Gdy wydostaliśmy się z bloku, wszyscy zrozumieliśmy, że wyjście to był świetny pomysł. Pogoda była bardzo słoneczna, temperatura wysoka. W związku z tym, dużo ludzi spędzało czas na zewnątrz - czy to wychodząc z psem, czy to na spacerze, siedząc na ławce, lub wybierając się do sklepu. Patrzeliśmy na nich i z każdego umieliśmy odczytać co teraz czuje, co myśli, w każdym widzieliśmy piękno, jak i te złe strony. Niebo wydawało się być niesamowicie intensywne, a słońce rzucało dobrą aurę na ogromne, kolorowe bloki. Z osiedla mieliśmy kawałek drogi do lasu. Musieliśmy przejść przez parę uliczek z domkami jednorodzinnymi oraz przez parę mini-parków, które w zasadzie bardziej przypominały lasy, tylko że bardzo, bardzo małe. Słuch niewiarygodnie się wyostrzył. Każdy jadący samochód czy skuter, zostawiał za sobą widzialną falę dźwięku, podobną do tej z filmu Tron. Brzmienie tej fali brzmiało jak ze snu, lub jakby było słyszane pod wodą - mimo tego było bardzo czyste i wyraźne oraz na swój sposób przyjemne. Weszliśmy do wspomnianego mini-parku i od razu uderzyło nas piękno natury. Otaczał nas ogromny, zielony świat pełen życia w każdym, drobnym zakamarku. To była jednak tylko zapowiedź, tego co miało nastąpić dalej.

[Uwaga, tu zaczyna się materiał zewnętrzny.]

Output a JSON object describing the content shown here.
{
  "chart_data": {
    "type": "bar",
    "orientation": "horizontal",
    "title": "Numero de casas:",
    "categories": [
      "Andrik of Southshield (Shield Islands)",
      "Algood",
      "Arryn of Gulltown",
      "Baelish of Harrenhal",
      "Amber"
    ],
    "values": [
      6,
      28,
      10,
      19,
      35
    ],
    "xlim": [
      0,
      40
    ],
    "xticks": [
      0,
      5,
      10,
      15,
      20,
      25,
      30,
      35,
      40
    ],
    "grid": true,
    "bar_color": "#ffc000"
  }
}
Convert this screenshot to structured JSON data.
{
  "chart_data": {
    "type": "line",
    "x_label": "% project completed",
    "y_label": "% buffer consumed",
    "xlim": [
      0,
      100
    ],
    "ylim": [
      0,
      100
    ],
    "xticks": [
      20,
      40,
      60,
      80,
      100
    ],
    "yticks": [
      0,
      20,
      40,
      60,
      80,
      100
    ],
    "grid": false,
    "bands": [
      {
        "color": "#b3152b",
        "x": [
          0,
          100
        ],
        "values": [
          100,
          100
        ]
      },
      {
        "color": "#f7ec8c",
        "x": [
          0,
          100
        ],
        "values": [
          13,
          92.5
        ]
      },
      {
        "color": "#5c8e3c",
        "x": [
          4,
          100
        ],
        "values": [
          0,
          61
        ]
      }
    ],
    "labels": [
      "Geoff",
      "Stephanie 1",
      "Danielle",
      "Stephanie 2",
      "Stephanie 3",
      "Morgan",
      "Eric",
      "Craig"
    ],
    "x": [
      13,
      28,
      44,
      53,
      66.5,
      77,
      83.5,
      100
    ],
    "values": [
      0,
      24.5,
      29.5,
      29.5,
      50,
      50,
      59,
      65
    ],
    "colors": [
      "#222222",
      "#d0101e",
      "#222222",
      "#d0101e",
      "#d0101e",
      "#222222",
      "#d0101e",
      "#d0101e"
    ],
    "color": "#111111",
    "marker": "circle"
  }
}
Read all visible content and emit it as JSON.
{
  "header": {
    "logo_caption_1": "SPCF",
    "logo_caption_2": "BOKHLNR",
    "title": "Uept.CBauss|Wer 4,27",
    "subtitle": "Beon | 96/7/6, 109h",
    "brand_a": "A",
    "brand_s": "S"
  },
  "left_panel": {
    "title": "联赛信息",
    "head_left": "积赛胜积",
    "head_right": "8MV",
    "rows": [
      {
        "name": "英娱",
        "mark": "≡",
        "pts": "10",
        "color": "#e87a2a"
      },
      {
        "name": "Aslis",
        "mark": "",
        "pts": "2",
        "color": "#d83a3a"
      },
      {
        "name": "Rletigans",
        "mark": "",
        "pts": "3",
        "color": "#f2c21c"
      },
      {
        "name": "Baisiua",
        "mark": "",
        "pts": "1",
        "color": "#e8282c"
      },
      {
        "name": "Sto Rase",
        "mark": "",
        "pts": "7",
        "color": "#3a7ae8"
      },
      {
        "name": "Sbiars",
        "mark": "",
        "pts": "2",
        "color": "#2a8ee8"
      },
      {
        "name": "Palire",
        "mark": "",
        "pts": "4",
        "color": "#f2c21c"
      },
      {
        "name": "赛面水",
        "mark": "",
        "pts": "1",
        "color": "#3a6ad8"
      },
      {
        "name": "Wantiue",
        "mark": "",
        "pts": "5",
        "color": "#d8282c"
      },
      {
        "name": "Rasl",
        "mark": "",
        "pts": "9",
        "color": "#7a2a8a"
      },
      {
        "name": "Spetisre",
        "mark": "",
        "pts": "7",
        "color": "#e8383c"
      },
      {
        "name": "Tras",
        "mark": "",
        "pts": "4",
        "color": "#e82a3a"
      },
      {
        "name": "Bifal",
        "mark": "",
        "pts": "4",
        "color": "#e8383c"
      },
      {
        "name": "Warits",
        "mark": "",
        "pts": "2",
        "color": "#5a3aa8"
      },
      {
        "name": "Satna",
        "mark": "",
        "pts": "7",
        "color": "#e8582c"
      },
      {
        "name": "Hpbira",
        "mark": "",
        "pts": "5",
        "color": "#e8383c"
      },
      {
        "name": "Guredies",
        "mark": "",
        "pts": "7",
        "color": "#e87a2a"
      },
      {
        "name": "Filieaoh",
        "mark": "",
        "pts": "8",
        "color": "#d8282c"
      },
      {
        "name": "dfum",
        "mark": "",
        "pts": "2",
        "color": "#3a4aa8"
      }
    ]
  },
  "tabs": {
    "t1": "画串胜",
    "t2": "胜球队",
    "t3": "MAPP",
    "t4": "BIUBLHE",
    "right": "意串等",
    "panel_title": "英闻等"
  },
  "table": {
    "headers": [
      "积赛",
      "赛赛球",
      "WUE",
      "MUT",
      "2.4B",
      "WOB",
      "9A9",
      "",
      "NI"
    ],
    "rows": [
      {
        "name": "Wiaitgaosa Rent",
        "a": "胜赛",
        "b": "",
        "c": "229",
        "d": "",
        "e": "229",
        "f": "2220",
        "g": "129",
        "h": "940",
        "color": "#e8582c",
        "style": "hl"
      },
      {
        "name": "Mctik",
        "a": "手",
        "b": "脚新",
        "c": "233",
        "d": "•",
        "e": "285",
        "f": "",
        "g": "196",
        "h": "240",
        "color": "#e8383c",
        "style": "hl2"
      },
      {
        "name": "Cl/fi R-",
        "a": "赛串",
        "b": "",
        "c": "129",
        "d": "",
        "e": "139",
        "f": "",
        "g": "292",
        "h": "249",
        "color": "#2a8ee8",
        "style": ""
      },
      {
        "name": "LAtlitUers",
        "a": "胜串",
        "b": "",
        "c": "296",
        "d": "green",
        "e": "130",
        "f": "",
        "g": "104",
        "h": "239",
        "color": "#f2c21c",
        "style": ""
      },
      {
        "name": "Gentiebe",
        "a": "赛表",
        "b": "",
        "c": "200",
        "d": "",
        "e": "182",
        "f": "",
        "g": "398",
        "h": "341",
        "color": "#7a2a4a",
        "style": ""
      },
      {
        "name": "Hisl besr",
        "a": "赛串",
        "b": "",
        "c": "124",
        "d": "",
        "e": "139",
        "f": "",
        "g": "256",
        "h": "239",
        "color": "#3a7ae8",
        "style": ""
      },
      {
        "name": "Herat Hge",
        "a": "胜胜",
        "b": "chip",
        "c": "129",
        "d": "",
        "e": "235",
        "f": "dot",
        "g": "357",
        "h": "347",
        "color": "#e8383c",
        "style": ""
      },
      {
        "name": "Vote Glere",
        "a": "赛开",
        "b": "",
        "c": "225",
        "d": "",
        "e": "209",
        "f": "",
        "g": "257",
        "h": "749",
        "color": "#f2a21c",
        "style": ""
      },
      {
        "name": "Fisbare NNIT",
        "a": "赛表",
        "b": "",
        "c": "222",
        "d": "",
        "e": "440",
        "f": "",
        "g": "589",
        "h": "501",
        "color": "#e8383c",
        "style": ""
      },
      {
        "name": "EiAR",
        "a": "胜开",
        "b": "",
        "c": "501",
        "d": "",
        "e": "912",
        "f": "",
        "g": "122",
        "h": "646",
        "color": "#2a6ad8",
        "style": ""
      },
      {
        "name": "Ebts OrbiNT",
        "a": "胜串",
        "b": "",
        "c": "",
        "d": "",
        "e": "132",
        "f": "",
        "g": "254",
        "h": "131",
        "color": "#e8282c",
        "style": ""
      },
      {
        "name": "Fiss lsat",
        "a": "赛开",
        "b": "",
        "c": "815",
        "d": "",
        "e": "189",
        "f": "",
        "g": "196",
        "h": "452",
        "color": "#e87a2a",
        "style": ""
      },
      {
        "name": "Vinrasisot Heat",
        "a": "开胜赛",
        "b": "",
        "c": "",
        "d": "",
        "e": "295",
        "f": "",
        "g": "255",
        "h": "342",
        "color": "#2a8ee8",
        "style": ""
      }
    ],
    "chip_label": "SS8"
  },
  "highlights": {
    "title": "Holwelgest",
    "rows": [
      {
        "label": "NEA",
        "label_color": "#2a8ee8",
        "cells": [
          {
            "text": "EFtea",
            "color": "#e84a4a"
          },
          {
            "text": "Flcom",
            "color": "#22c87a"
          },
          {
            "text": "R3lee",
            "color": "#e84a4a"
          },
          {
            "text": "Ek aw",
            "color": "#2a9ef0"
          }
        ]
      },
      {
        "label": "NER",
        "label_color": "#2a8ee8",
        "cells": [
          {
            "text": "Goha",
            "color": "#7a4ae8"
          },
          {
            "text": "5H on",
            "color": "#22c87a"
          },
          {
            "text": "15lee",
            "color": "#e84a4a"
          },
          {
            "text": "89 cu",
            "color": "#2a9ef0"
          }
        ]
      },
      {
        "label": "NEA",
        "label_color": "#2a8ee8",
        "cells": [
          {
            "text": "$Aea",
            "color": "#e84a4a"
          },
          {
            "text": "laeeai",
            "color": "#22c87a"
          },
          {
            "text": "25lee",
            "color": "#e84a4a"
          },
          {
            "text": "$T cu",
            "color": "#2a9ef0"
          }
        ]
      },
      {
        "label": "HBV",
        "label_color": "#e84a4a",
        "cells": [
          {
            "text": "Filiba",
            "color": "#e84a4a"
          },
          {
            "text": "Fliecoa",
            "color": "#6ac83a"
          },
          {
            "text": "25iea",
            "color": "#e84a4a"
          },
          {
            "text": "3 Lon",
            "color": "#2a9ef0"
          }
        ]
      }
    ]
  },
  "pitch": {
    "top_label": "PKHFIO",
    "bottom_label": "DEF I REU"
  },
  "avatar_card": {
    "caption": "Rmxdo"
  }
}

Dotarliśmy wreszcie do jeziorka, które otaczały z trzech stron lasy i pola. Nigdy nie widziałem piękniejszego nieboskłonu. Niewiarygodnie białe chmury na to raz lekko żółtym, to nieskazitelnie niebieskim niebie. Chmury układały się w twarze i wyglądały bardzo przyjaźnie. Jednak to, co zrobiło na nas największe wrażenie to jezioro. Tafla wody mieniła się tysiącem kolorów. Słońce odbijało się w niej na różowo, żółto, krystalicznie niebiesko. Przypominało to gigantyczny, naturalny kalejdoskop. Dalej spojrzeliśmy na fale wszelkiego rodzaju zbóż i wysokich traw. Złote, długie nitki przeplatały się z zielonymi, targane przez wiatr sprawiały wrażenie wzburzonego morza. Dopiero w tym miejscu poczuliśmy pełnie szczęścia, pełnie doświadczenia piękna. Nie przychodzi mi na myśl nic innego, jak katharsis. Dopiero tutaj poczuliśmy się w pełni otwarci, szczęśliwi, bez ani jednej negatywnej emocji czy myśli. To tutaj zaczęło się niewiarygodne i nieustające do końca uczucie miłości do towarzyszy, do ludzi wokół, do lasu, do owadów, do ptaków, do nieba, do siebie samego. Pozbyliśmy się wszystkich lęków, smutków, trosk. W życiu jest tak, że nawet z ukochaną osobą łączą nas jakieś przykre emocje. Czasem odezwiemy się do niej w nieodpowiedni sposób, potem tego żałujemy. Zdarza nam się użyć sarkazmu, pojawiają się jakieś drobne napięcia, nieprzyjemności, nawet do przyjaciół, ukochanych itp. Nie zmieniają co prawda naszych uczuć do nich, jednak są nieprzyjemną częścią wspólnych kontaktów. Czasami robimy to nieświadomie. Podczas naszej podróży to wszystko znikło - czuliśmy do siebie bezgraniczną miłość, dobroć i empatię. Mogliśmy czytać z siebie jak z książki - odczuwaliśmy dokładnie to samo, byliśmy trochę jak jedna osoba w trzech postaciach. Nasze umysły przenikały się nawzajem, uczucia przelewały się z jednego ciała do drugiego. Każdy z nas próbował opisać to, co doświadcza, jednak język ludzki jest po prostu zbyt skomplikowany, ale też ograniczony (!) by to powiedzieć. Nie da się tego wyrazić słowami, da się to jedynie odczuć. O ile początek tripa był tylko audiowizualny, tak w tym miejscu wkroczyła sfera duchowa, pozazmysłowa.Jedno z najpiękniejszych doświadczeń mojego życia.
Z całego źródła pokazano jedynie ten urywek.